But farm groups throughout the Western Corn Belt, including the South Dakota Farm Bureau, the North Dakota Farm Bureau and the South Dakota Farmers Union, feel permanent easement contracts place undue constraints on future generations of farmers.
“Permanent is a long time, and we have the thought that it’s not fair to tie the hands of future generations,” South Dakota Farm Bureau President Scott VanderWal told Agri-Pulse.
Concerns about agency relations with landowners have also fueled opposition to permanent easements. North Dakota farmers, in particular, have objected to the Fish and Wildlife Service’s determinations of what constitutes a “wetland” under current agreements and the agency’s responses to suspected violations, which Cramer calls “heavy-handed.”
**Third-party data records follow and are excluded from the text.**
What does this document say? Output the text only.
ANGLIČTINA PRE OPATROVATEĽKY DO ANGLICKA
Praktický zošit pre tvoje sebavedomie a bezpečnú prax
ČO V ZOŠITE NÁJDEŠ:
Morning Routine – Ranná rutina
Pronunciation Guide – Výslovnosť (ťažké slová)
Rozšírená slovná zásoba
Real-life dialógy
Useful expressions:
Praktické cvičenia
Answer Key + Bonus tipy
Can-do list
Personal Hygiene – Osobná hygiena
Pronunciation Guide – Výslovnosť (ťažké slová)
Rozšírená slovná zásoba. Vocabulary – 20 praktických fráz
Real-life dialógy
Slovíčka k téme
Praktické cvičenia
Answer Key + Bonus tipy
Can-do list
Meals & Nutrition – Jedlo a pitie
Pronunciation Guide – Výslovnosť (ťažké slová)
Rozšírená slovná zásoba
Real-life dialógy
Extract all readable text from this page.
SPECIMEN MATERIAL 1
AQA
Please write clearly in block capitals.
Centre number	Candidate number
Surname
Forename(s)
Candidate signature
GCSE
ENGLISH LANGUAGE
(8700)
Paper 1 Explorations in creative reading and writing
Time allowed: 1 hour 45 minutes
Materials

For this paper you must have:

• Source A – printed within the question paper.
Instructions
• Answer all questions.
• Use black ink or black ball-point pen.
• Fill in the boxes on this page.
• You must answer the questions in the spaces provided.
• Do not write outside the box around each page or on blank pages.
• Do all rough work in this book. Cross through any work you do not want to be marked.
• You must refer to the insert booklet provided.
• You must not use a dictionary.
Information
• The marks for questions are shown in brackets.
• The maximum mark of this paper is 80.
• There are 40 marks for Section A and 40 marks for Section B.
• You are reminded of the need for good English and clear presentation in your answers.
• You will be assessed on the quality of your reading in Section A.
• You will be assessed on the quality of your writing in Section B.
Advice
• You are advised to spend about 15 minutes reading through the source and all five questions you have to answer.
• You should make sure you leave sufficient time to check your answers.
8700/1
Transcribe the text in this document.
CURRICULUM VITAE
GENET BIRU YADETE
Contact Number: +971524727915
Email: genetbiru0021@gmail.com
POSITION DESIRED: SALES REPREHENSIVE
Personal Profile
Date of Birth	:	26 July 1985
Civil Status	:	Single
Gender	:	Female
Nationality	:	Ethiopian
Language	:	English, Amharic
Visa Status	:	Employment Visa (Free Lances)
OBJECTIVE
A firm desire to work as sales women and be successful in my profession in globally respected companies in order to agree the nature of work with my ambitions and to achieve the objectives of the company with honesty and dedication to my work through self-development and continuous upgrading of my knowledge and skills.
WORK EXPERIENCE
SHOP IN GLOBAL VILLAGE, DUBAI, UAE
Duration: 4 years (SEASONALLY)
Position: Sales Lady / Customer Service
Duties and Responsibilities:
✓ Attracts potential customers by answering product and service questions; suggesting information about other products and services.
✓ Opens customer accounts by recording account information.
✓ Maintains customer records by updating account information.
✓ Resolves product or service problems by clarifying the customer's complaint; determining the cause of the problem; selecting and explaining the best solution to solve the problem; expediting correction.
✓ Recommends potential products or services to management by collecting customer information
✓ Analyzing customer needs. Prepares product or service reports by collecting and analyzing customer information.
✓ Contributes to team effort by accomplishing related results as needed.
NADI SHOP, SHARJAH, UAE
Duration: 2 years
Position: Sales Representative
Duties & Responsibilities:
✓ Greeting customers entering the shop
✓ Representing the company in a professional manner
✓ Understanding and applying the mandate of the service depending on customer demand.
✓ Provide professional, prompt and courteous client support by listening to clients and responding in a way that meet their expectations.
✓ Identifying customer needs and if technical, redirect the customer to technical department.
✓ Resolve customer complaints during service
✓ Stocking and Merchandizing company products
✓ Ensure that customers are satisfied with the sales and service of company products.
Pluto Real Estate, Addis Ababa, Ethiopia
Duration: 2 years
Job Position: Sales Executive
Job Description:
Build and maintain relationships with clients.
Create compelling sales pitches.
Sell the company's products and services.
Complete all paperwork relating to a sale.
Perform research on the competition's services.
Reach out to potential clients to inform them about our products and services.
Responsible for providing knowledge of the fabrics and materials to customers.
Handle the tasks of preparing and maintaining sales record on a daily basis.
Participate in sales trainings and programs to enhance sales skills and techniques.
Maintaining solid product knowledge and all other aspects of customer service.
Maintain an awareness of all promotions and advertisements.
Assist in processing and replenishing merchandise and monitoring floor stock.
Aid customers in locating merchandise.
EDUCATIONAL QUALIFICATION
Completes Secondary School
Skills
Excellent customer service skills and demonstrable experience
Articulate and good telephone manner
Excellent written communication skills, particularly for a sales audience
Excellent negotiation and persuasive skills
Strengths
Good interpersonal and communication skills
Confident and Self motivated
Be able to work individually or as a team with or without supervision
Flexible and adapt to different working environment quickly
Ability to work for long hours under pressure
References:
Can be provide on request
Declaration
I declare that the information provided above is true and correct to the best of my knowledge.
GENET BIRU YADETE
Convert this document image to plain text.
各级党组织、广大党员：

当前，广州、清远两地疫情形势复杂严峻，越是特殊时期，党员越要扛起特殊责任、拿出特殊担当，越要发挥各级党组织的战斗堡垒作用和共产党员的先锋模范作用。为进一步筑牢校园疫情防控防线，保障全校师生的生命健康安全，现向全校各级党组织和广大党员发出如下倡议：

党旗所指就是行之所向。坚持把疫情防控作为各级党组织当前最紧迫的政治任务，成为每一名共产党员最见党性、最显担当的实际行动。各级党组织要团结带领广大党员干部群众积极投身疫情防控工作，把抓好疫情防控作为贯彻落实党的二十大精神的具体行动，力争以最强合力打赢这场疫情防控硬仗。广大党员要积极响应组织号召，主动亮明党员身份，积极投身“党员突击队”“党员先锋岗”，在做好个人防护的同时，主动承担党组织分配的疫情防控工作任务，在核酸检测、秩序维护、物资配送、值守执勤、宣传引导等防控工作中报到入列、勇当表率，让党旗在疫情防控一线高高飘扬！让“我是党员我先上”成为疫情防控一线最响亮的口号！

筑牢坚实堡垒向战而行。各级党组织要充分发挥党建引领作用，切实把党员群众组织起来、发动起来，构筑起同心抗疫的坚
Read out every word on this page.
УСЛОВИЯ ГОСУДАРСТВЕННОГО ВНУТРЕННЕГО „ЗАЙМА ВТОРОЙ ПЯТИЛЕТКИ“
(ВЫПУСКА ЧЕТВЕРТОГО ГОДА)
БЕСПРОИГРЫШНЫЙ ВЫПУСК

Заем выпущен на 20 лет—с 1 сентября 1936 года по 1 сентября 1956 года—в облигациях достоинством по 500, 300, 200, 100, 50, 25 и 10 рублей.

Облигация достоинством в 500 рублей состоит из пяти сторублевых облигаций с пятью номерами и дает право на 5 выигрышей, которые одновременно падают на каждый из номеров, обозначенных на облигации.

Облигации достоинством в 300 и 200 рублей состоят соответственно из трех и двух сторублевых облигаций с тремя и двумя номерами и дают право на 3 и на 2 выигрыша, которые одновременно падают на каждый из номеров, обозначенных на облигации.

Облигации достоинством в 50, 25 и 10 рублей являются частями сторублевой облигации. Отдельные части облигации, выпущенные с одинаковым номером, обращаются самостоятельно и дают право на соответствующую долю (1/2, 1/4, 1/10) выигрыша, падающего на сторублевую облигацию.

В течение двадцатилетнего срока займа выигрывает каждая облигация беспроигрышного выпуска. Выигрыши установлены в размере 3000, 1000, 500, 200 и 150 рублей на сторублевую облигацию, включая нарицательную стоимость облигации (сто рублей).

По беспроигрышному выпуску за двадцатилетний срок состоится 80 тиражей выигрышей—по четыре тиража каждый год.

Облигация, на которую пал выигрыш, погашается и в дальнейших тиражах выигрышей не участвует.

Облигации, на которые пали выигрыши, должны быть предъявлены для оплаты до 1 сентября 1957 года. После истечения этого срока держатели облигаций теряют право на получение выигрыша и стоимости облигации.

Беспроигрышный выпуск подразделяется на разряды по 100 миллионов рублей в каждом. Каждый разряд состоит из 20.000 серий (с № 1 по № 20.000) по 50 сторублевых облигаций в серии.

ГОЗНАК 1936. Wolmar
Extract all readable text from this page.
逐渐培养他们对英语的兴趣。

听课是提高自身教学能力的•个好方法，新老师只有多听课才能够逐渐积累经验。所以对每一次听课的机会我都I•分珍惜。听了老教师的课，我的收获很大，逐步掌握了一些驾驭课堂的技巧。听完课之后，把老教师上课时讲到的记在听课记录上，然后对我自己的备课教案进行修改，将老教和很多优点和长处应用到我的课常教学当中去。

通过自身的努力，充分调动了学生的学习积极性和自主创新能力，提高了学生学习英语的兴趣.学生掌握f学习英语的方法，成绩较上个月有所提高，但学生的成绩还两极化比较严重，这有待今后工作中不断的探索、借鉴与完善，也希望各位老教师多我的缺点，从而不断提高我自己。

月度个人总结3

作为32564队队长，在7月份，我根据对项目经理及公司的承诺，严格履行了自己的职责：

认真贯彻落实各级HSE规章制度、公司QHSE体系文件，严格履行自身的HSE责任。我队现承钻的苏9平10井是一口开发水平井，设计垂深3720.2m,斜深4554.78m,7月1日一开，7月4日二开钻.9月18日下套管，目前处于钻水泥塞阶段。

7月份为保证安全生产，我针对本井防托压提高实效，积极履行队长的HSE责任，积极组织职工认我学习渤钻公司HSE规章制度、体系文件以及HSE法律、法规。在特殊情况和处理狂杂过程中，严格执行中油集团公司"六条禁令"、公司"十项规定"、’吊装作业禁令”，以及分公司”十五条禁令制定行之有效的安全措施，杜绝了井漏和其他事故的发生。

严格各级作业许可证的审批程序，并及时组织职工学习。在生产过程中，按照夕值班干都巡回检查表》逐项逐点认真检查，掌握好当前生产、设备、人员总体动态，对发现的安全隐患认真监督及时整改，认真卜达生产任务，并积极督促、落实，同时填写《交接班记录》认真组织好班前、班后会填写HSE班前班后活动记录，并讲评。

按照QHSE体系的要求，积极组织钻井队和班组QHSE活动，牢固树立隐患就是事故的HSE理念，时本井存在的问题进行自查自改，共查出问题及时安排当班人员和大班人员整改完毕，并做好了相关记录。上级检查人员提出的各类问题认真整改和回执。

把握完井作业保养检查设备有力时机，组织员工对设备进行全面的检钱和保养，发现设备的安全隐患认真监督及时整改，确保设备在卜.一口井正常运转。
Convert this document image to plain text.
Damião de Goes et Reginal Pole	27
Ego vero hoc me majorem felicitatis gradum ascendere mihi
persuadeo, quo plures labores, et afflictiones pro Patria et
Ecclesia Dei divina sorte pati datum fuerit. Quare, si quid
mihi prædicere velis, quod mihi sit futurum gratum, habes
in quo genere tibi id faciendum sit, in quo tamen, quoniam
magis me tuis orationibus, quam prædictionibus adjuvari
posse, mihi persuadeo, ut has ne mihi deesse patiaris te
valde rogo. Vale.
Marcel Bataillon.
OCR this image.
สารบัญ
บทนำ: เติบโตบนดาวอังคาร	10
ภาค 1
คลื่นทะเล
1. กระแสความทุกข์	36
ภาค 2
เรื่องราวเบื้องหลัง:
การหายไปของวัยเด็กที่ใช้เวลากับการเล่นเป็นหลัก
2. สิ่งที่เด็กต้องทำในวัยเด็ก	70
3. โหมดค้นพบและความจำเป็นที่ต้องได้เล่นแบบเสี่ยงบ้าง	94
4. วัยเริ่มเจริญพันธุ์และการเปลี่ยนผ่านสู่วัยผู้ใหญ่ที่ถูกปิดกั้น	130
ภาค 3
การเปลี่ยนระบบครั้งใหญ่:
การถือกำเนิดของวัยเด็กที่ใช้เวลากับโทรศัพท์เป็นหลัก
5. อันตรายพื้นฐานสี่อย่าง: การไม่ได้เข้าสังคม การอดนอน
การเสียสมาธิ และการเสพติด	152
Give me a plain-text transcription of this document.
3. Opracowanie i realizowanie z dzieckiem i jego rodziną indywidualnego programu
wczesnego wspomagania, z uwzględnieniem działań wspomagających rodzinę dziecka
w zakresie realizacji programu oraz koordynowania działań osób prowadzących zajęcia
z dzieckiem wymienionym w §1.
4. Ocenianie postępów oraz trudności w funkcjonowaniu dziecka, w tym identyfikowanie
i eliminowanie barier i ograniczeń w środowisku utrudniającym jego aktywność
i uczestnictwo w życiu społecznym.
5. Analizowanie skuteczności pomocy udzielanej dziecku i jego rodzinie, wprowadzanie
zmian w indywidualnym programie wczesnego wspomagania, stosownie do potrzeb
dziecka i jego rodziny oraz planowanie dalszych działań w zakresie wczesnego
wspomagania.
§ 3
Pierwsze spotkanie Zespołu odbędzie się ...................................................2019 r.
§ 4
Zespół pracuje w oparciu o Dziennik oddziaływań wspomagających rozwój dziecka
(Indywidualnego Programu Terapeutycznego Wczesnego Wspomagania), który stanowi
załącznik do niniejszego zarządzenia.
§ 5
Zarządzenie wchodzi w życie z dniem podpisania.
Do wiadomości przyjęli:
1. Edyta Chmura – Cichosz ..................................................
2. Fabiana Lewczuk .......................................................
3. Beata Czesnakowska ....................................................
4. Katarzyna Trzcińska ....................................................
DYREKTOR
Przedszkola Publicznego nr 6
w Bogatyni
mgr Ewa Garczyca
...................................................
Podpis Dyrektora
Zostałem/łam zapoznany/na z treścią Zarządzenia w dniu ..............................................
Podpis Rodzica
Easement deeds signed before 1976 did not contain maps or detailed descriptions of easement boundaries. That lack of clarity caused several disputes between North Dakota landowners and the Fish and Wildlife Service. Frustrations over the maps were brought up during a town hall meeting Cramer hosted with Fish and Wildlife Service officials in 2017 and later that year, acting Interior Secretary David Bernhardt promised to update easement maps and create an appeals process for landowners that disagree with the agency.
The agency did update its internal guidance in 2020, before sending out new easement boundary maps overlaid on aerial imagery. But last year, four of the state’s commodity organizations wrote to current FWS director Martha Williams, claiming that some of the maps were inaccurate. Some of the mapped areas, they said, had no existing or recurring surface water or marsh vegetation and others included more acres than what was listed in the agreements.
The groups — which included the North Dakota Soybean Growers Association, the North Dakota Grain Growers Association, the North Dakota Corn Growers Association and the North Dakota Canola Growers Association — also argued that some of the Fish and Wildlife Service’s responses to objections in the appeals process did not include evidence or analysis from the agency.
Williams, in response earlier this year, defended the maps, saying they all showed “clear indications of wetlands.” She pointed to an objection rate of 10% in the appeals process, which she said signified that most landowners found the new map determinations acceptable. She also promised to ensure that final acreage numbers match up to the totals included in the contracts.
But Cramer told Agri-Pulse he is concerned the agency still isn’t taking farmers' objections seriously, pointing out that not a single farmer has won an appeal with the agency. He also said that Williams’ response came over a year after the commodity groups had sent their letter.
“They’re supposed to be partners,” Cramer said. “The problem is if you’re in a partnership with the federal government, you’re the junior partner every time.”